Now that Mr. Steele must defend those charges in a London courtroom, his confidence level has shifted down several notches.
In the dossier, he stated without reservation that an “extensive conspiracy between Trump’s campaign team and the Kremlin” existed.
He wrote that Mr. Trump, as a hotel builder and entrepreneur, engaged in an eight-year partnership with Russian intelligence dating back long before his presidential campaign, during which both sides traded information. One memo also claimed that the Kremlin had compiled enough financial and personal information on Mr. Trump that it could blackmail the Republican nominee.
He wrote that Paul Manafort, Mr. Trump’s former campaign manager, and a campaign volunteer, Carter Page, in tandem orchestrated the campaign with Moscow to meddle in the race. He also maintained that Michael Cohen, Mr. Trump’s attorney, traveled to Prague in August 2016 to meet with Russian President Vladimir Putin’s personal staff and orchestrate a cover-up of the campaign’s hacking conspiracy
All of those charges have been denied, and none has been confirmed publicly by a press leak or congressional inquiry.
‘Limited’ intelligence
In court filings this year, Mr. Steele doesn’t sound as confident as his dossier.
He answered questions through his attorney in a libel complaint brought by a Russian entrepreneur, Aleksej Gubarev. Mr. Steele has accused Mr. Gubarev of being pressured by Russian’s FSB intelligence service to take part in hacking against the Democratic Party.
In one answer, Mr. Steele refers to the intelligence he gathered as “limited.” On the charge of collusion by Mr. Trumpand his campaign advisers, he now says there was only “possible coordination.”
His answer was to a question from Mr. Gubarev’s legal team on the lengths he took to brief American reporters as the fall campaign was in full swing.
Mr. Steele answered, “The briefings involved the disclosure of limited intelligence regarding indications of Russian interference in the U.S. election process and the possible coordination of members of the Trump’s campaign team and Russian government officials.”
At the request of Fusion GPS, the investigative firm hired by Democrats to handle and pay Mr. Steele, the former spy said he briefed The New York Times, The Washington Post, Yahoo News, The New Yorker and CNN in person. He later briefed Mother Jones magazine via Skype.

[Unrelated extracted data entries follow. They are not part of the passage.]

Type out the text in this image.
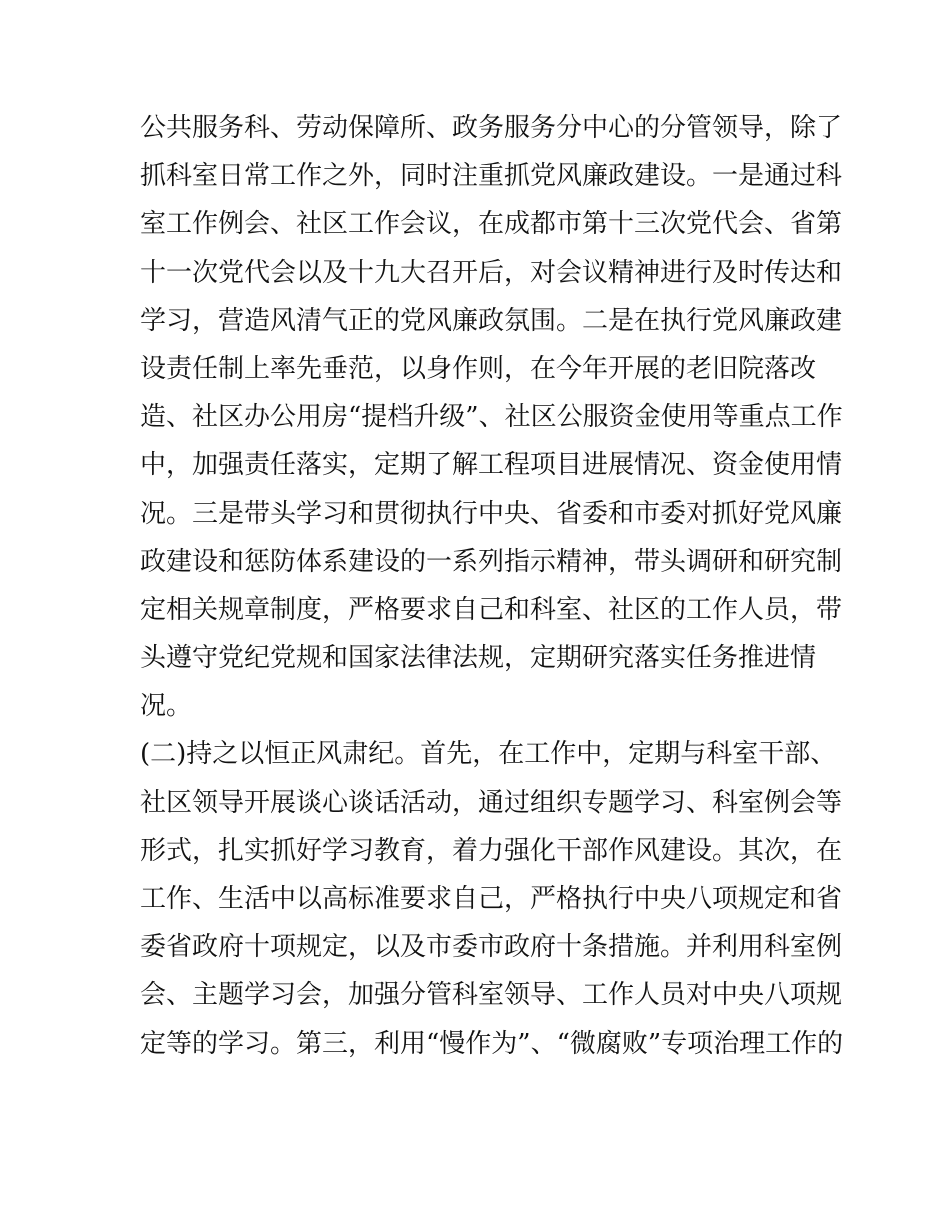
公共服务科、劳动保障所、政务服务分中心的分管领导，除了
抓科室日常工作之外，同时注重抓党风廉政建设。一是通过科
室工作例会、社区工作会议，在成都市第十三次党代会、省第
十一次党代会以及十九大召开后，对会议精神进行及时传达和
学习，营造风清气正的党风廉政氛围。二是在执行党风廉政建
设责任制上率先垂范，以身作则，在今年开展的老旧院落改
造、社区办公用房“提档升级”、社区公服资金使用等重点工作
中，加强责任落实，定期了解工程项目进展情况、资金使用情
况。三是带头学习和贯彻执行中央、省委和市委对抓好党风廉
政建设和惩防体系建设的一系列指示精神，带头调研和研究制
定相关规章制度，严格要求自己和科室、社区的工作人员，带
头遵守党纪党规和国家法律法规，定期研究落实任务推进情
况。
(二)持之以恒正风肃纪。首先，在工作中，定期与科室干部、
社区领导开展谈心谈话活动，通过组织专题学习、科室例会等
形式，扎实抓好学习教育，着力强化干部作风建设。其次，在
工作、生活中以高标准要求自己，严格执行中央八项规定和省
委省政府十项规定，以及市委市政府十条措施。并利用科室例
会、主题学习会，加强分管科室领导、工作人员对中央八项规
定等的学习。第三，利用“慢作为”、“微腐败”专项治理工作的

In another indication that Mr. Steele was no longer wholeheartedly vouching for his own findings, he said he told journalists that they may not quote his research. He “understood that the information provided might be used for the purpose of further research, but would not be published or attributed,” he said through his attorney.
Mr. Steele also acknowledged that his final December memo, the only one that dealt with Mr. Gubarev, contained information he never vetted.
“The contents of the December memorandum did not represent (and did not purport to represent) verified facts, but were raw intelligence which had identified a range of allegations that warranted investigation given their potential national security implications,” he wrote.
He added, “Such intelligence was not actively sought; it was merely received.”
The unverified “raw intelligence” included Mr. Cohen reported trip to Prague.
Needless to say a Dossier the truth of which even its compiler cannot vouch for is not a Dossier that can be relied upon in court as evidence.
McCabe’s stonewall on Tuesday apparently went on for seven hours. With Congressional Republicans having now worked out what is going on he must have found it an uncomfortable experience. With more subpoenas coming and the Justice Department coming under increasing pressure I wonder for how much longer this situation can continue.